How Important are Additional Few % Generated by Superior Performance?
All of us intuitively know the power of compounding that is unleashed by investing over the long term, but most of us fail to realize the magnitude of this power. Below is a simple table showing how 1 mn investment grows over time. E.g. 1 mn invested at 7% (post tax rate on FDs) doubles in 10 years, and it multiplies 5x in 25 years. The same 1 mn if was invested in an asset returning 20%, would be 6x in 10 years and a whopping 95x in 25 years.
So someone investing in an asset returning 20% vs. keeping it in an FD has earned 90 mn more (opportunity cost/lost of 90 mn). To stretch this a bit further, 1 mn at 7% becomes 15 mn in 40 years, but the same 1cr becomes 10,347 mn (YES more than Ten Thousand Crores) if invested at 26% return. Most people don’t consider this as loss, but logically this is a huge lost opportunity. Every additional % adds mind boggling value over a long term. At 25% 1 mn becomes 7,523 mn vs. 10,347 at 26% over 40 years i.e. it makes a difference of more than 2800 mn.

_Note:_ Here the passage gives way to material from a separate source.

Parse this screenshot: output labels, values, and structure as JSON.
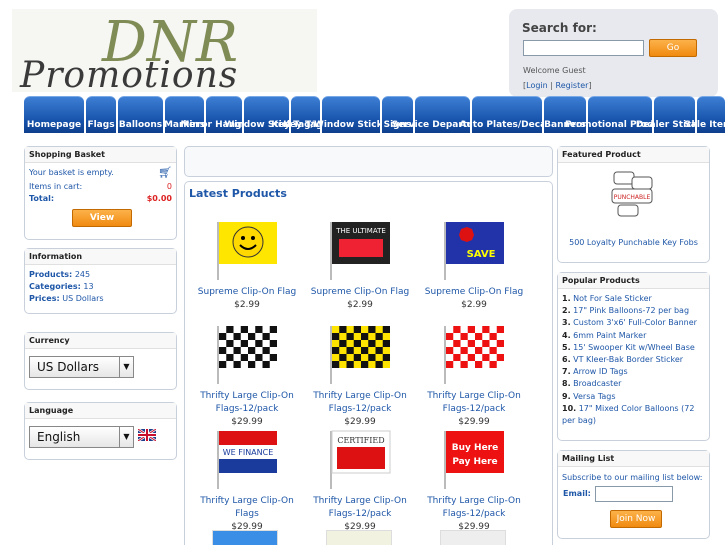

Think how much difference each incremental % would make to you and your next generation.
Running behind additional % return would be a big mistake if one doesn’t understand the associated risks. Choice of investment asset class is an individual preference and one should stick to what he/she understands the best or employ an advisor who understand that asset class and associated risks.
Transparency and Investor Communication
With more investors coming in each week, the demand on the Investment Team’s time to meet with investors on an ad hoc basis risks taking time away from investment decision making and analysis. At the same time, investors have a right to a high degree of transparency in their investments. We have always believed that the right informational standard is for you to receive the same information we would like to receive, if our positions were reversed; that is, if you were the investment manager, and we were the investor. I as the CIO will be writing to you a newsletter on a quarterly basis. We will provide more details on the improved reporting and further communication points in the coming few weeks. In the meantime please feel free to get in touch with us for any questions.
Warm Regards,
Samit S. Vartak, CFA
Chief Investment Officer and Partner
Email:sv@SageOneInvestments.com
Website:www.SageOneInvestments.com
*SageOne Investment Advisors LLP is registered as an Investment Advisor with SEBI.
Legal Information and Disclosures
This note expresses the views of the author as of the date indicated and such views are subject to changes without notice. SageOne has no duty or obligation to update the information contained herein. Further, SageOne makes no representation, and it should not be assumed, that past performance is an indication of future results.
This note is for educational purposes only and should not be used for any other purpose. The information contained herein does not constitute and should not be construed as an offering of advisory services or financial products. Certain information contained herein concerning economic/corporate trends and performance is based on or derived from independent third-party sources. SageOne believes that the sources from which such information has been obtained are reliable; however, it cannot guarantee the accuracy of such information or the assumptions on which such information is based.